Надо быть, имъ не было особенно трудно идти, потому что вѣтеръ напиралъ имъ какъ разъ въ спины, перегонялъ ихъ съ одной стороны дороги на другую, и игралъ ихъ лохмотьями.
«Они идутъ въ Маремму, сказалъ мнѣ Галло: — когда-то они доберутся туда? Да и какъ еще добредутъ?» Я задавалъ себѣ мысленно эти вопросы, и не могъ глазъ оторвать отъ этой жалкой группы, которая черезъ нѣсколько минутъ должна была скрыться изъ моихъ глазъ за снѣговой пеленой.
Я рѣшился пойти за ними. Мнѣ хотѣлось заговорить съ отцомъ. Прибавивъ шагу, я скоро поровнялся съ ними.
— Нечего сказать — погодка, добрый человѣкъ! сказалъ я, чтобы вступить въ разговоръ.
— Вѣрно. Расчудесная погода.
— А вамъ далеко идти?
— Въ Маремму.
— Куда именно въ Маремму?
— Въ Таламоне.
Прочитавъ на моемъ лицѣ нетолько изумленіе, но и почтеніе къ его отвагѣ — Таламоне чортъ знаетъ, какъ далеко — мужикъ улыбнулся и прибавилъ:
— Оно, знаете, не ахти, какъ далече. Отсюда не больше ста миль считаютъ. Идемъ себѣ полегоньку: и не увидишь, какъ въ двѣ недѣли доберешься… Въ субботу, на будущей недѣлѣ, думаю, непремѣнно будемъ на мѣстѣ. Насчетъ дороги, тоже безъ сомнѣнья; знакома она намъ эта дорога: тридцать пять лѣтъ, какъ я хожу по ней каждую зиму; Господь не покинулъ ни разу, и нынче, видите, бреду… Въ прошломъ году одного его съ собой водилъ — онъ плечомъ показалъ мнѣ на старшаго мальчугана, силившагося дѣлать большіе шаги.
Мальчикъ, слыша, что говорятъ о немъ, заглядѣлся на меня и ткнулся носомъ въ болтавшійся за спиной отца мѣшокъ съ каштанами…
— Да, продолжалъ старикъ: — въ прошломъ году только этого старшенькаго съ собой бралъ.

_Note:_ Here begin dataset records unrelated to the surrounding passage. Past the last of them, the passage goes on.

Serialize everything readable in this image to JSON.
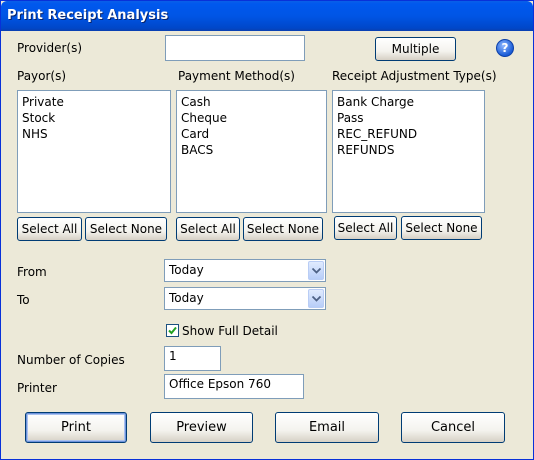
{
  "window": {
    "title": "Print Receipt Analysis"
  },
  "provider": {
    "label": "Provider(s)",
    "value": "",
    "multiple_label": "Multiple",
    "help_icon": "help-icon"
  },
  "payor": {
    "label": "Payor(s)",
    "items": [
      "Private",
      "Stock",
      "NHS"
    ],
    "select_all": "Select All",
    "select_none": "Select None"
  },
  "payment_method": {
    "label": "Payment Method(s)",
    "items": [
      "Cash",
      "Cheque",
      "Card",
      "BACS"
    ],
    "select_all": "Select All",
    "select_none": "Select None"
  },
  "adjustment_type": {
    "label": "Receipt Adjustment Type(s)",
    "items": [
      "Bank Charge",
      "Pass",
      "REC_REFUND",
      "REFUNDS"
    ],
    "select_all": "Select All",
    "select_none": "Select None"
  },
  "from": {
    "label": "From",
    "value": "Today"
  },
  "to": {
    "label": "To",
    "value": "Today"
  },
  "show_full_detail": {
    "label": "Show Full Detail",
    "checked": true
  },
  "copies": {
    "label": "Number of Copies",
    "value": "1"
  },
  "printer": {
    "label": "Printer",
    "value": "Office Epson 760"
  },
  "actions": {
    "print": "Print",
    "preview": "Preview",
    "email": "Email",
    "cancel": "Cancel"
  }
}
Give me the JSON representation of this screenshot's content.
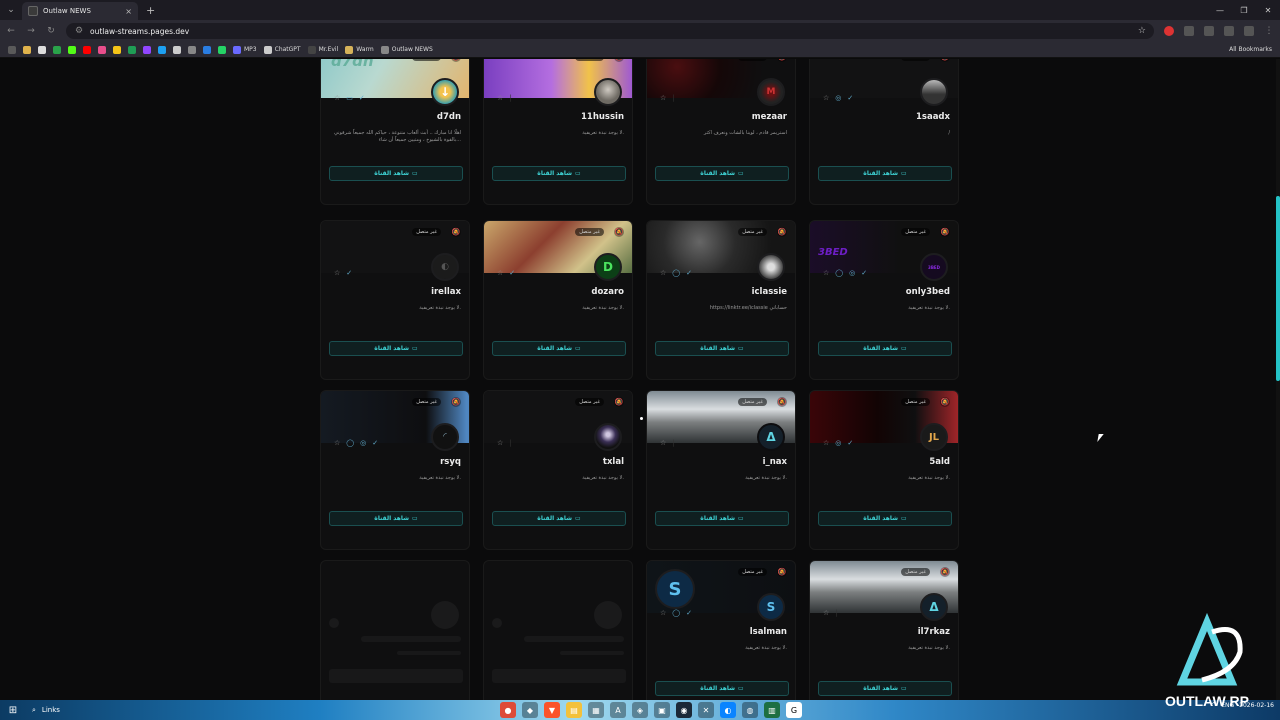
{
  "browser": {
    "tab_title": "Outlaw NEWS",
    "tab_close": "×",
    "new_tab": "+",
    "url": "outlaw-streams.pages.dev",
    "bookmarks": [
      {
        "label": "MP3",
        "color": "#6a6aff"
      },
      {
        "label": "ChatGPT",
        "color": "#cccccc"
      },
      {
        "label": "Mr.Evil",
        "color": "#444444"
      },
      {
        "label": "Warm",
        "color": "#d6b35a"
      },
      {
        "label": "Outlaw NEWS",
        "color": "#888888"
      }
    ],
    "all_bookmarks": "All Bookmarks"
  },
  "watch_label": "شاهد القناة",
  "live_label": "غير متصل",
  "cards": [
    {
      "name": "d7dn",
      "desc": "اهلًا انا مبارك .. أبث ألعاب متنوعة ، حياكم الله جميعاً شرفوني بالقوة بالشيوخ ، ومتيين جميعاً أن شاء...",
      "banner_text": "d7dn",
      "avatar_glyph": "↓"
    },
    {
      "name": "11hussin",
      "desc": "لا يوجد نبذة تعريفية.",
      "banner_text": "",
      "avatar_glyph": ""
    },
    {
      "name": "mezaar",
      "desc": "استريمر قادم ، لوينا بالشات ونعرف اكثر",
      "banner_text": "",
      "avatar_glyph": "M"
    },
    {
      "name": "1saadx",
      "desc": "/",
      "banner_text": "",
      "avatar_glyph": ""
    },
    {
      "name": "irellax",
      "desc": "لا يوجد نبذة تعريفية.",
      "banner_text": "",
      "avatar_glyph": "◐"
    },
    {
      "name": "dozaro",
      "desc": "لا يوجد نبذة تعريفية.",
      "banner_text": "",
      "avatar_glyph": "D"
    },
    {
      "name": "iclassie",
      "desc": "https://linktr.ee/iclassie حساباتي",
      "banner_text": "",
      "avatar_glyph": ""
    },
    {
      "name": "only3bed",
      "desc": "لا يوجد نبذة تعريفية.",
      "banner_text": "3BED",
      "avatar_glyph": "3BED"
    },
    {
      "name": "rsyq",
      "desc": "لا يوجد نبذة تعريفية.",
      "banner_text": "",
      "avatar_glyph": "◜"
    },
    {
      "name": "txlal",
      "desc": "لا يوجد نبذة تعريفية.",
      "banner_text": "",
      "avatar_glyph": ""
    },
    {
      "name": "i_nax",
      "desc": "لا يوجد نبذة تعريفية.",
      "banner_text": "",
      "avatar_glyph": "Δ"
    },
    {
      "name": "5ald",
      "desc": "لا يوجد نبذة تعريفية.",
      "banner_text": "",
      "avatar_glyph": "JL"
    },
    {
      "name": "lsalman",
      "desc": "لا يوجد نبذة تعريفية.",
      "banner_text": "",
      "avatar_glyph": "S"
    },
    {
      "name": "il7rkaz",
      "desc": "لا يوجد نبذة تعريفية.",
      "banner_text": "",
      "avatar_glyph": "Δ"
    }
  ],
  "taskbar": {
    "search_label": "Links",
    "tray_lang": "ENG",
    "tray_time": "2026-02-16"
  },
  "overlay_logo": "OUTLAW RP"
}
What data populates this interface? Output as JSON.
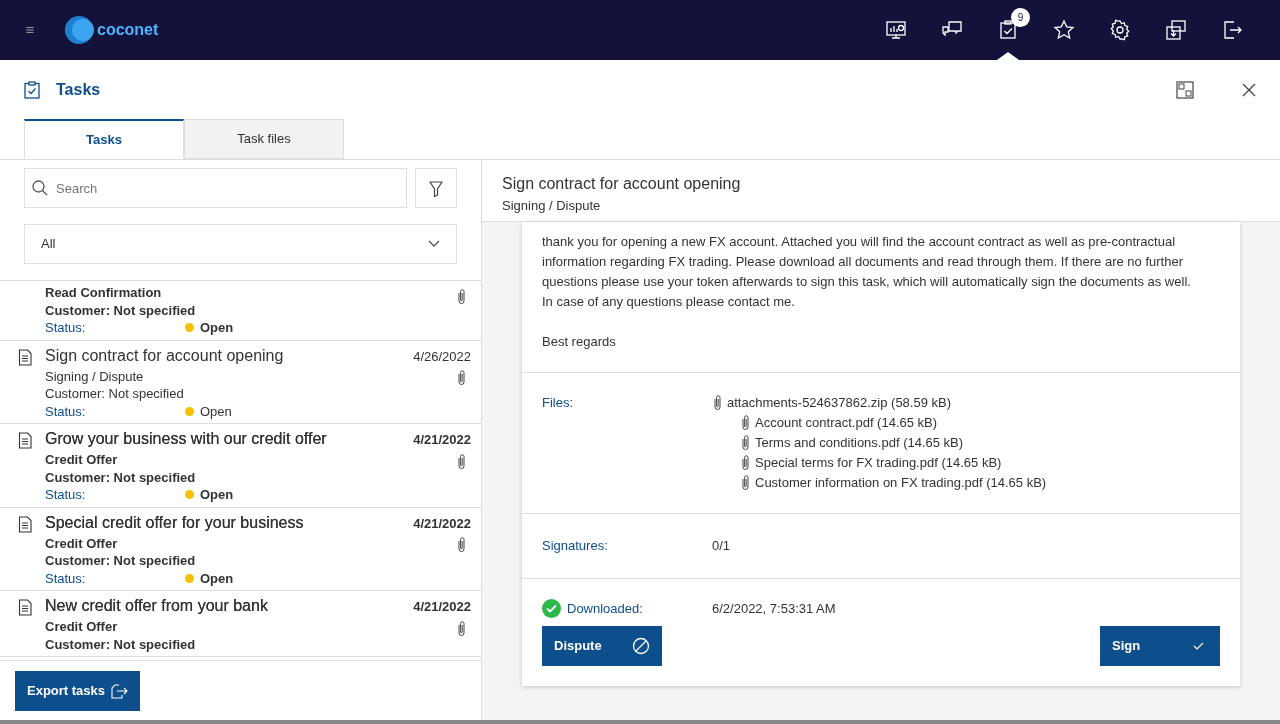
{
  "topbar": {
    "icons": [
      {
        "kind": "monitor",
        "selected": false
      },
      {
        "kind": "chat",
        "selected": false
      },
      {
        "kind": "tasks",
        "selected": true,
        "badge": "9"
      },
      {
        "kind": "star",
        "selected": false
      },
      {
        "kind": "gear",
        "selected": false
      },
      {
        "kind": "transfer",
        "selected": false
      },
      {
        "kind": "logout",
        "selected": false
      }
    ],
    "logo": "coconet"
  },
  "panel": {
    "title": "Tasks"
  },
  "tabs": [
    {
      "label": "Tasks",
      "selected": true
    },
    {
      "label": "Task files",
      "selected": false
    }
  ],
  "search": {
    "placeholder": "Search"
  },
  "filter": {
    "value": "All"
  },
  "tasks": [
    {
      "category": "Read Confirmation",
      "customer": "Customer: Not specified",
      "status_label": "Status:",
      "status": "Open",
      "color": "#f5c000",
      "unread": true,
      "attachment": true
    },
    {
      "title": "Sign contract for account opening",
      "category": "Signing / Dispute",
      "date": "4/26/2022",
      "customer": "Customer: Not specified",
      "status_label": "Status:",
      "status": "Open",
      "color": "#f5c000",
      "unread": false,
      "attachment": true
    },
    {
      "title": "Grow your business with our credit offer",
      "category": "Credit Offer",
      "date": "4/21/2022",
      "customer": "Customer: Not specified",
      "status_label": "Status:",
      "status": "Open",
      "color": "#f5c000",
      "unread": true,
      "attachment": true
    },
    {
      "title": "Special credit offer for your business",
      "category": "Credit Offer",
      "date": "4/21/2022",
      "customer": "Customer: Not specified",
      "status_label": "Status:",
      "status": "Open",
      "color": "#f5c000",
      "unread": true,
      "attachment": true
    },
    {
      "title": "New credit offer from your bank",
      "category": "Credit Offer",
      "date": "4/21/2022",
      "customer": "Customer: Not specified",
      "unread": true,
      "attachment": true
    }
  ],
  "export_button": "Export tasks",
  "detail": {
    "title": "Sign contract for account opening",
    "subtitle": "Signing / Dispute",
    "message": [
      "thank you for opening a new FX account. Attached you will find the account contract as well as pre-contractual information regarding FX trading. Please download all documents and read through them. If there are no further questions please use your token afterwards to sign this task, which will automatically sign the documents as well.",
      "In case of any questions please contact me."
    ],
    "closing": "Best regards",
    "files_label": "Files:",
    "files": [
      {
        "name": "attachments-524637862.zip (58.59 kB)",
        "children": [
          {
            "name": "Account contract.pdf  (14.65 kB)"
          },
          {
            "name": "Terms and conditions.pdf  (14.65 kB)"
          },
          {
            "name": "Special terms for FX trading.pdf  (14.65 kB)"
          },
          {
            "name": "Customer information on FX trading.pdf  (14.65 kB)"
          }
        ]
      }
    ],
    "signatures_label": "Signatures:",
    "signatures": "0/1",
    "downloaded_label": "Downloaded:",
    "downloaded": "6/2/2022, 7:53:31 AM",
    "downloaded_done": true,
    "buttons": [
      {
        "label": "Dispute",
        "kind": "dispute"
      },
      {
        "label": "Sign",
        "kind": "sign"
      }
    ]
  }
}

До Гроссето, съ Божьей помощью, дошли благополучно, и тамъ онъ себѣ ногу крѣпко накололъ, пришлось мнѣ его на плечи посадить, такъ и тащилъ. Да не далече было. Отъ Гроссето до Таламоне, можетъ, какихъ-нибудь двадцать миль, и того не наберется. А въ этомъ году, милый баринъ, ужь всю семью пришлось забрать.
— Это все твои будутъ?
— Эти-то два паренька — мои, сударь; да! А вонъ та, дѣвочка, коли вы на нее поглядите, скажете, и шести лѣтъ ей нѣтъ, а ей ужь девятый годокъ пошелъ! — отъ матери отъ своей натерпѣлась горя. Отецъ ея мнѣ родной братъ будетъ; года два, какъ умеръ; въ лѣсные заработки ходилъ, да схватилъ горячку. Умеръ онъ у меня на глазахъ; и больно заказывалъ дѣвушку его не покидать. Въ августѣ нынче его вдова за другого замужъ вышла! я ей племянницы-то и не отдалъ. Батюшка священникъ благословилъ, такъ ужь я ее никогда не отдамъ. А это вонъ Цита, это моя жена.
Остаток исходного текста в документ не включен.